Abstract

This paper studies failure to R&D cooperation embracing all research ties, those carried out with research organizations (universities, laboratories and research centers) and/or industrial partners, controlling for firms’ characteristics and sample selection thanks to the French Community Innovation Survey. Using a cross-section model on 2375 innovating firms, we address two questions that are still of interest thanks to the scarcity of empirical evidences: the first one is with whom an R&D cooperation failure is more likely to occur. Secondly, is there any learning effect emerging from previous collaboration? Findings show that failures are more likely to occur when partners are customers, public research organizations or competitors. The likelihood to fail is high and similar for R&D partnerships with competitors or PROs. Further investigation suggests that foreign partners are harder to deals with than national ones and those difficulties are centered on R&D cooperation with foreign universities.
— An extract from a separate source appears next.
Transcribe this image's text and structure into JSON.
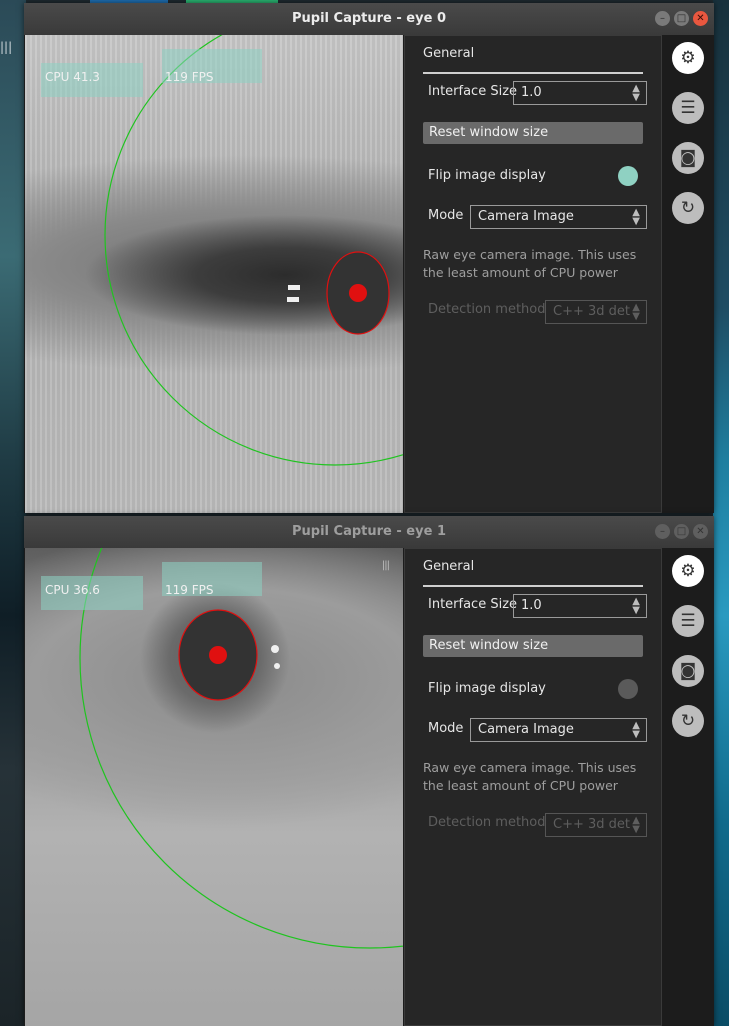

Regarding learning to cooperate, our results suggest that former R&D links do not lower the probability to fail with a category of partner even if it boosts the likelihood to cooperate. A stronger appropriation regime influences the likelihood to R&D cooperate but also the probability not to fail. We also provide evidences that large firms, especially belonging to groups, and R&D intensive firms are more likely not to encounter a failure in their R&D alliances. Government support is also found negatively correlated with failure likelihood. Firms with activities in high tech industries or with strong appropriation regimes are also found less likely to fail in their R&D partnerships. Finally, we show that cooperation failures cannot be considered independent from the decision to collaborate in R&D.